By optimize, I think Tableau primarily means optimize for speed not for size.
One way it does this is to store calculated fields as computed values in the extract. For example if you have a case statement that maps one dimensions to a category group, this calculated dimension could be stored in the extract as an additional column. ... So by optimizing, in most cases you're adding data to the extract. ...
Jim Thanks I just wanted to say the same thing after I found this:
"when working with extracts you can optimize the extract. Optimizing moves the calculated fields you’ve created into the extract so that they don’t have to be computed locally every time you use them when working with extracts you can optimize the extract. Optimizing moves the calculated fields you’ve created into the extract so that they don’t have to be computed locally every time you use them."
Jim maybe you can help me with this one:
I have one extract that is 4x bigger then the source database. It also has imported around 17.000.000 records while my source database has max 1.500.000. I don't understand how this is possible. I also removed my extract and created it again. With the same result.
Do you have any idea?
Is it really importing 10x the number of rows or is that just the number you see in the import dialog? I don't usually pay close attention, but want to say that the the message displayed when importing is not always 100% correct.
If you drop the # of Records field on to an empty worksheet it should match the number of rows in the database. Or you have a different problem. Tableau shouldn't be adding rows without some kind of SQL direction.
4x seems like quite a jump after optimizing, but you have 1.5 million rows, so if you're adding a bunch of calculated fields that can be materialized in the extract, I suppose it's possible.
I did not optimize the extract but if I open the extract it has included my calculated fields.
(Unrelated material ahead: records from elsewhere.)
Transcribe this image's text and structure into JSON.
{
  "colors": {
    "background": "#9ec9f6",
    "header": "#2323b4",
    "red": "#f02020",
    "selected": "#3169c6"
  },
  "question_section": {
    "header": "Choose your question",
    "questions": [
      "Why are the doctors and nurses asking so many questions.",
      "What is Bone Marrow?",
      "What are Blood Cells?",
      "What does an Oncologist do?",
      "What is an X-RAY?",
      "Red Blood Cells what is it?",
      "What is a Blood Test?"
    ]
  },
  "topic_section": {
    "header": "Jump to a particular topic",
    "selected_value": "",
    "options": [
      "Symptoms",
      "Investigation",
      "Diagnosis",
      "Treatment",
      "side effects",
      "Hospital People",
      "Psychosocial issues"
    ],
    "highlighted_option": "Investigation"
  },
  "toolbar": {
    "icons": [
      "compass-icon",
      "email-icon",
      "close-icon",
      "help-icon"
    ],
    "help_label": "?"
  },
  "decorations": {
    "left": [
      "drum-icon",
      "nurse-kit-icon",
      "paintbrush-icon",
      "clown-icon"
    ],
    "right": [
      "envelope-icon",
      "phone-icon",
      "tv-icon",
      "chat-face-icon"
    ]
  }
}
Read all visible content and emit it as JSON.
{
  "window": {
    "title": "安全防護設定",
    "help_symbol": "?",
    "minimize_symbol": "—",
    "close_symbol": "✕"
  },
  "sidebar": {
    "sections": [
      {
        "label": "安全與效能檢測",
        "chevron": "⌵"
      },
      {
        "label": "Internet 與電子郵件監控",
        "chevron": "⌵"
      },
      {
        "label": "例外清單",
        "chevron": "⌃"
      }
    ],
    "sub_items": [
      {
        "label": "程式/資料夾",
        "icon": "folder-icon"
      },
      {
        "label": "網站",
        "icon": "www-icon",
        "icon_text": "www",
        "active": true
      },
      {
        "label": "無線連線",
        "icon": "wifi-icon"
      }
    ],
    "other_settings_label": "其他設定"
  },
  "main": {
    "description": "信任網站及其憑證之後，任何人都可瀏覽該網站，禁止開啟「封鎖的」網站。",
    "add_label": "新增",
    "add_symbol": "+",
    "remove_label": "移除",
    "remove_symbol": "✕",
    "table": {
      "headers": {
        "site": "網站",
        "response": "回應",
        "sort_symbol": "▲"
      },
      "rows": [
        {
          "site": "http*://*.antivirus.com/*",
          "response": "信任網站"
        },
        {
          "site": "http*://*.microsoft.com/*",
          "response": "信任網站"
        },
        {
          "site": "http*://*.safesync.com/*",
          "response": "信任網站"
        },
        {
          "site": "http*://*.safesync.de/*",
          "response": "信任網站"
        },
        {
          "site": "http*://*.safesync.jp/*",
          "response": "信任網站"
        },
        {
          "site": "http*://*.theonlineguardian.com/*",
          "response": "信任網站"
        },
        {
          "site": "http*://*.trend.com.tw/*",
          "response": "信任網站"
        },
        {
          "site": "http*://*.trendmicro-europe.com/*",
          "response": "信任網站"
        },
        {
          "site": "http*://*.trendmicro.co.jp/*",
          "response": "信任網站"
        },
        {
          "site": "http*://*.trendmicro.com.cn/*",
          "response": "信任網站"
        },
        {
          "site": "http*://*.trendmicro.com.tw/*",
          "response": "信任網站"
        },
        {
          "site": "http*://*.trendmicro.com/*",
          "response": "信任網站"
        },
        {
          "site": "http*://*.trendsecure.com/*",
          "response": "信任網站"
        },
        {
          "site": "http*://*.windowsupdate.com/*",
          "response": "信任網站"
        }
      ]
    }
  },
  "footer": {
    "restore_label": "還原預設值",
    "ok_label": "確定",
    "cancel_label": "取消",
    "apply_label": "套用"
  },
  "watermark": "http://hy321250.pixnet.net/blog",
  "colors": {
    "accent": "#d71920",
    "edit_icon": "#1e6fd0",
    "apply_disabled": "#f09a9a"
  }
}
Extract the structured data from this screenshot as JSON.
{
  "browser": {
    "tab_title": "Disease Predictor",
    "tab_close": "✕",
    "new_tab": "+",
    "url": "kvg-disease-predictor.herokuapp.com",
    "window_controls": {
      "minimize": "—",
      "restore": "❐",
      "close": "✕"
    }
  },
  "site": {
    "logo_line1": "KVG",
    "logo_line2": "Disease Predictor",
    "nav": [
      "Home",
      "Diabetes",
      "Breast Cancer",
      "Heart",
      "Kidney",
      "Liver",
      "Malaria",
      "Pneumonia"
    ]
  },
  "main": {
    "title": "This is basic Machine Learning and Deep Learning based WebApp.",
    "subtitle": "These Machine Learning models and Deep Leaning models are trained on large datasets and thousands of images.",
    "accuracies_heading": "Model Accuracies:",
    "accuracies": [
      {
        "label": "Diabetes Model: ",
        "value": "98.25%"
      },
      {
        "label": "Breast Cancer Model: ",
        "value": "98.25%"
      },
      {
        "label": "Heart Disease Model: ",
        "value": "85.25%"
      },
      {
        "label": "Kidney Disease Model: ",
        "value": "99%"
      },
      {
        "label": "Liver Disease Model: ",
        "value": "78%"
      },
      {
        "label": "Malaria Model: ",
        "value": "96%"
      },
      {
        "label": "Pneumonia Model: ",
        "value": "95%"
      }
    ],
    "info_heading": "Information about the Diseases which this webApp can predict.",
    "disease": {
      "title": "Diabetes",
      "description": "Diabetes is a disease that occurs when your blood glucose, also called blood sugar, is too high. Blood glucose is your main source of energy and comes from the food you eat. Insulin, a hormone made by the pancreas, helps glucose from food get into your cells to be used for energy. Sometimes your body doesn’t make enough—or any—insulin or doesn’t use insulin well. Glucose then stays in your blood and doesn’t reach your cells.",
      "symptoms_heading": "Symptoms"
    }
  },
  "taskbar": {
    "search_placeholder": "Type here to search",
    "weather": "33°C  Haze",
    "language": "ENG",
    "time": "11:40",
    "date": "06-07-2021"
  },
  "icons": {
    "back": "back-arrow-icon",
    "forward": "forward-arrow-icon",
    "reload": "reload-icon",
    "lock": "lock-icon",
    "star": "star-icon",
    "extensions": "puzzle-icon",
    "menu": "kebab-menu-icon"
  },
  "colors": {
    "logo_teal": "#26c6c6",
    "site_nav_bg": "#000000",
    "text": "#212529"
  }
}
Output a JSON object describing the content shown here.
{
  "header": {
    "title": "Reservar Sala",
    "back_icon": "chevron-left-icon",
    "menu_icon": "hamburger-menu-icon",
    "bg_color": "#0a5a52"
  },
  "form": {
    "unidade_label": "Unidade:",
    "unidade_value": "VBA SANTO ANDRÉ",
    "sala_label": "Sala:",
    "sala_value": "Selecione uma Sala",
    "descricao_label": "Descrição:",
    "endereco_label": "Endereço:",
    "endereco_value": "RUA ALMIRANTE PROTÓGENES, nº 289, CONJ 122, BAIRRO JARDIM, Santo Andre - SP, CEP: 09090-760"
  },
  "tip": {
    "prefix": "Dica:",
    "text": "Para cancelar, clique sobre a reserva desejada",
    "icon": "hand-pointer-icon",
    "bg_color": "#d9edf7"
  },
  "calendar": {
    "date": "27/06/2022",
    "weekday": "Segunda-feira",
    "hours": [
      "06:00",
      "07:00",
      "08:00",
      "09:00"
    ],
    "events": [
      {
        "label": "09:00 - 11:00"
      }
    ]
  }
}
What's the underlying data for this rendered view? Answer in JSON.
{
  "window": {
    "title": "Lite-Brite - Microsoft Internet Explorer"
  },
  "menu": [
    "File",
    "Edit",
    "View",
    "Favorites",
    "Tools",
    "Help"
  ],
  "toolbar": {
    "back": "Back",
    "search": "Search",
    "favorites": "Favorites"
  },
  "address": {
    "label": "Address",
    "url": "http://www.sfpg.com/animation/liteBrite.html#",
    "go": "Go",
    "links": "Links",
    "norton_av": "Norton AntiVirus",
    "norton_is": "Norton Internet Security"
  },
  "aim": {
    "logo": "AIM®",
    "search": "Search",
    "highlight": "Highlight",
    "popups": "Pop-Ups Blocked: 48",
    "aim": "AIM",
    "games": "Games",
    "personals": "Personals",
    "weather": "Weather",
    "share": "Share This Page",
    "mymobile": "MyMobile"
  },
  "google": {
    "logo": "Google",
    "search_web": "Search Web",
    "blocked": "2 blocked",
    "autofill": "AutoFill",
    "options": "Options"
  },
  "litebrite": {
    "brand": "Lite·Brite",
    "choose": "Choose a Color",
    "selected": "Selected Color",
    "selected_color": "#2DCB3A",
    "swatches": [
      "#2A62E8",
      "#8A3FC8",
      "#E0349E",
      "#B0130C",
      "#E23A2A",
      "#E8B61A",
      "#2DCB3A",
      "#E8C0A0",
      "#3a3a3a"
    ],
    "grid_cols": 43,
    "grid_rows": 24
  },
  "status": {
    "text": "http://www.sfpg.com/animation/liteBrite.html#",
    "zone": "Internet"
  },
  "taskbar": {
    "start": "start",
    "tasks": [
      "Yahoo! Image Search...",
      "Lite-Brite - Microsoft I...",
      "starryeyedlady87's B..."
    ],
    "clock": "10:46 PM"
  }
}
I don't know how this is possible?
and it's the number of records I saw in the import dialog. But if I put the # of records field on an empty worksheet like you mentioned the output is also round the 17.000.000 records.
I use 13 tables that have each 100.000 records. Beside that I have 16 calculated fields.
I make reports all the time with the same kind of datasource. Other extracts are max round the 30MB. I really do not know what is going on...
I have removed my extract and also my calculated fields. Now I am going to extract the data again and see what the outcome is. I will let you know.
Without my calculated fields the extract has again 17.000.000 records...
I use 13 tables with max 100.000 records in each table..
The extract is over 1GB while my source database is less then 300MB (and I also use only a few tables from it)
Really confused. Do u have any idea?
Thanks in advance
Jim I found the problem.
I had a wrong join. The join was on a value instead of a dimension. This causes the 17.000.000 records.
Thanks for thinking with me.
If you're doing a join in Tableau, that might be the first place to start.
You can also see the underlying queries Tableau issues to the database by looking at the log files.
Glad you found it. ...